I recommend that my clients upload their raw data is to MyHeritage.  They have the largest database of the companies that accept transfer data — the biggest of the smallest, so to speak — and they have an excellent suite of DNA tools for genealogy.

(1) To start the transfer, click here.

(2) On the MyHeritage page, click the fuchsia “Start” button.

(3) The next page will guide you through setting up a free account with MyHeritage.  (If you already have an account there, log in before uploading.)  Be sure to read the Service Terms and Privacy Policy.  They are mandatory.  If you don’t agree to them, do not continue with the upload.  If you do agree, fill in the form and click the fuchsia “Go” button.

(4) Now, you will be guided through several steps.  First, specify whose DNA you are uploading, yours or someone else’s.  If you are uploading someone else’s data, you will need to enter their details and confirm that you have obtained their permission.

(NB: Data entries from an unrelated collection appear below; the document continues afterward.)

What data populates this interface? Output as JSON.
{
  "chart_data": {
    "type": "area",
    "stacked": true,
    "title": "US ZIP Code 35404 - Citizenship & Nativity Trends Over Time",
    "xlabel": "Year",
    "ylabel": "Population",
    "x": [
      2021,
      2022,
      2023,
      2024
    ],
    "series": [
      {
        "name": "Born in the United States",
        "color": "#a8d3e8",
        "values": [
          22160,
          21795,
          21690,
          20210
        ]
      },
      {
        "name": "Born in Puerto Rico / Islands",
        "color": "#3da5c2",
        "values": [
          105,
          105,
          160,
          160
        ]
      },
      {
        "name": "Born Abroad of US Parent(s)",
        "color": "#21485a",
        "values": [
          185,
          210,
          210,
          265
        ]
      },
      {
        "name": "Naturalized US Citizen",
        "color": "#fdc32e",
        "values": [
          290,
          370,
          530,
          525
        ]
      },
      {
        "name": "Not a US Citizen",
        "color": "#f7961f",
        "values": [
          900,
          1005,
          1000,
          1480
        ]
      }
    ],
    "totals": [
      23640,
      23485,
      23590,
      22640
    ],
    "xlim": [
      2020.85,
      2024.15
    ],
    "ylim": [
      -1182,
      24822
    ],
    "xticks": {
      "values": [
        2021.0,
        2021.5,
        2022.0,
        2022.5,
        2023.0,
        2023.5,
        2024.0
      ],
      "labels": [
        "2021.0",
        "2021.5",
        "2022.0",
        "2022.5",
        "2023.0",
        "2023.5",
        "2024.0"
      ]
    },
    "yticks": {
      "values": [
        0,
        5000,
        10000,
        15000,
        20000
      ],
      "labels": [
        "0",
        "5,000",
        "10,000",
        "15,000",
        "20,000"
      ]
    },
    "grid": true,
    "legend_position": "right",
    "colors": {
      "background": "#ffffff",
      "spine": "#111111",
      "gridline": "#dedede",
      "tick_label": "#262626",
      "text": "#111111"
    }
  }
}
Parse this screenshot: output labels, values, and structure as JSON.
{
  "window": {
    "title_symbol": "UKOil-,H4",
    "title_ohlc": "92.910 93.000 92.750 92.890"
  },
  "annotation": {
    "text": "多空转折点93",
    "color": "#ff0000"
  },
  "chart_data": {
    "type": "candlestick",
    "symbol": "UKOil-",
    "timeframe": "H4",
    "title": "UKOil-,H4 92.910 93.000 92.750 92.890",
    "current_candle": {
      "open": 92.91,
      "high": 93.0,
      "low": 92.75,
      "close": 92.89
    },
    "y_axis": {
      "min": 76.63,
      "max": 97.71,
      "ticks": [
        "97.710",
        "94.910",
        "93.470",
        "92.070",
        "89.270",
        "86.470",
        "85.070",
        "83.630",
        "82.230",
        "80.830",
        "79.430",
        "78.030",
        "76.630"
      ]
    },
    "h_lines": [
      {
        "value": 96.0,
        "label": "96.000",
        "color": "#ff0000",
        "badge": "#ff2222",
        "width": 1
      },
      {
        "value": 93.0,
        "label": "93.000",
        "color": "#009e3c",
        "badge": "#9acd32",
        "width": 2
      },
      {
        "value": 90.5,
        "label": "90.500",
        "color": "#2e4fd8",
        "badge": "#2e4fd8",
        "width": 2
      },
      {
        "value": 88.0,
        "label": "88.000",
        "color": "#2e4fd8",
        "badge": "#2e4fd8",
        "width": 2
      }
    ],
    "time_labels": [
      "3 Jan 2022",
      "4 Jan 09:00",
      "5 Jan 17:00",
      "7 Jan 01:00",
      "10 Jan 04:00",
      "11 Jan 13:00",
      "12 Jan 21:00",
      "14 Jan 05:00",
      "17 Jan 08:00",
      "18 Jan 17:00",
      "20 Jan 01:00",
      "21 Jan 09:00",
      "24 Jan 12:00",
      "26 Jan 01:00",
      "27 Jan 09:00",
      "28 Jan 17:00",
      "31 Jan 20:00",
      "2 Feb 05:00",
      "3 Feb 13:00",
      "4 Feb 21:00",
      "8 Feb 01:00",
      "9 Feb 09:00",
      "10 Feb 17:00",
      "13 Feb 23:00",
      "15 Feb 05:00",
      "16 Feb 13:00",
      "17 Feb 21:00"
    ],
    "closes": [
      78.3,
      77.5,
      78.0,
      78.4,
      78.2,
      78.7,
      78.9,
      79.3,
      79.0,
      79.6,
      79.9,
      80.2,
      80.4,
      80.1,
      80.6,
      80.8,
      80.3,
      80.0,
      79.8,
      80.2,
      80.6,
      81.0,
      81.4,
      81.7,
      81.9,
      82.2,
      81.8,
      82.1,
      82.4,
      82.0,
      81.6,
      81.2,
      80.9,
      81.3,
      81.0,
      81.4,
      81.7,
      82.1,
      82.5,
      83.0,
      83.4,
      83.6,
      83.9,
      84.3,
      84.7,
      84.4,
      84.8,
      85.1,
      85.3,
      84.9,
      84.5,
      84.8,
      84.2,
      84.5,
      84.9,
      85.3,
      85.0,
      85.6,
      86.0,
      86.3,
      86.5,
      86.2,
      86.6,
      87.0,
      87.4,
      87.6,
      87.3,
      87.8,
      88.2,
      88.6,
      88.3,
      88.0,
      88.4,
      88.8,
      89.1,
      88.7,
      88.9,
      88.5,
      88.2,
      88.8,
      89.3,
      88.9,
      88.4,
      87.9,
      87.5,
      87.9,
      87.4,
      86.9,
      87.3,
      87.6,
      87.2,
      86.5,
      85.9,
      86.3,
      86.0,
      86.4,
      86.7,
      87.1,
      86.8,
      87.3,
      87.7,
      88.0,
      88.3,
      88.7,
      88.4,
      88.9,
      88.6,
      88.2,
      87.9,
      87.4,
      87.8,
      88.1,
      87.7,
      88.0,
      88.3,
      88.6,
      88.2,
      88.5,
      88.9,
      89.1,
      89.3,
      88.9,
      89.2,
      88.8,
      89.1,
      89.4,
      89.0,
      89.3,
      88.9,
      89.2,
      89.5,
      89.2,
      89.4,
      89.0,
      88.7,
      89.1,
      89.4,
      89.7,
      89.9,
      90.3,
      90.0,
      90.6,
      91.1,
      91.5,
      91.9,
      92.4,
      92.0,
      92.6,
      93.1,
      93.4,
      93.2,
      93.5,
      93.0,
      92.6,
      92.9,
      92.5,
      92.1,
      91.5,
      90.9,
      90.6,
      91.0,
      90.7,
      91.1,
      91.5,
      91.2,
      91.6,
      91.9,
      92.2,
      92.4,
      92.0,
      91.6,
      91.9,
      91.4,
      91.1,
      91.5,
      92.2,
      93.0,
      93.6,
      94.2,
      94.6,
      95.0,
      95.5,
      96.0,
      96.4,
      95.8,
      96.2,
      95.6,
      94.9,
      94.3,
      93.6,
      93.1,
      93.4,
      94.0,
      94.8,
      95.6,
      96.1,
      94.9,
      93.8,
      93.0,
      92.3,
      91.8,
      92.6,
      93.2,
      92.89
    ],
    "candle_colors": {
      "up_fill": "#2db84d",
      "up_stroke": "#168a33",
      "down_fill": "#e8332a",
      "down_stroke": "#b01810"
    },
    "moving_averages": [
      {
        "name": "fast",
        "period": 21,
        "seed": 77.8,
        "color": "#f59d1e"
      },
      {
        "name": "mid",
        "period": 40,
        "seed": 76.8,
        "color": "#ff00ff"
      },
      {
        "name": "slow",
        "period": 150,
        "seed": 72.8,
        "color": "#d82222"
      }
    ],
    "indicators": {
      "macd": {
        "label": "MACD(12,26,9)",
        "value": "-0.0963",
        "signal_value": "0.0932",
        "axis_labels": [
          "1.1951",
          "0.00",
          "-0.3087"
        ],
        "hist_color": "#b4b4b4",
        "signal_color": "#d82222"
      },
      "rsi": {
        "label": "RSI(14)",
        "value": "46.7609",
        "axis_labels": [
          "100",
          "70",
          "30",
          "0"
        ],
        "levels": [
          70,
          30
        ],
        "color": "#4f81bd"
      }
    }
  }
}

In the following panels, you will (a) confirm that you accept the Terms and Conditions (mandatory), (b) consent to the processing of your DNA (mandatory), (c) confirm that are uploading for personal use only (mandatory), (d) decide whether to enable DNA matching (optional, but needed if you want matches), (e) decide whether to share your ethnicity estimates and DNA segment data with matches (optional), and (f) decide whether to participate in MyHeritage research (optional).

Once you’ve done all this, you’ll see a summary of your choices.


Finally, click the fuchsia “Upload” button.  Navigate to the location on your computer where the AncestryDNA file was saved, select it, click “Open”, and wait for the data to upload.  Once the file is safely transferred to MyHeritage, click “Done”.  It will take a few days before you are fully integrated into their system and have DNA matches.

The upload is free, but MyHeritage offers additional tools for $29.  If you are serious about genetic genealogy, the added features are well worth the fee.

TIP: At MyHeritage, you can upload DNA kits for multiple people into the same account, so you do not have to log out then log back in to work with the DNA matches for multiple family members.

11 thoughts on “More Bang for Your Buck: From AncestryDNA to MyHeritage”

  1. The graph is showing decrease in the number of people in FamilyTreeDNA database this year… I wonder why. Is that really correct?

    For me, having Northern European roots, AncestryDNA was a bit of a disappointment.
    In MyHeritage I have 652 matches in my Close+Extended family (shared DNA >44 cM).
    In Ancestry I only have 12 matches who share at least 44 cM with me.
    FamilyTreeDNA is somewhere in between those two.

    1. Good eye! Until recently, FTDNA was the only company that did not publicly share their autosomal database size, so the community relied on an estimate from long-time genetic genealogist Dr. Tim Janzen. FTDNA recently added the atDNA database size to their website, and it looks like Dr. Janzen’s estimate was too optimistic. So, no, the database hasn’t shrunk that we know of; the dip is an artifact of switching from the estimates to the officially reported values.

      MyHeritage definitely has an advantage in the non-English-speaking countries of Europe.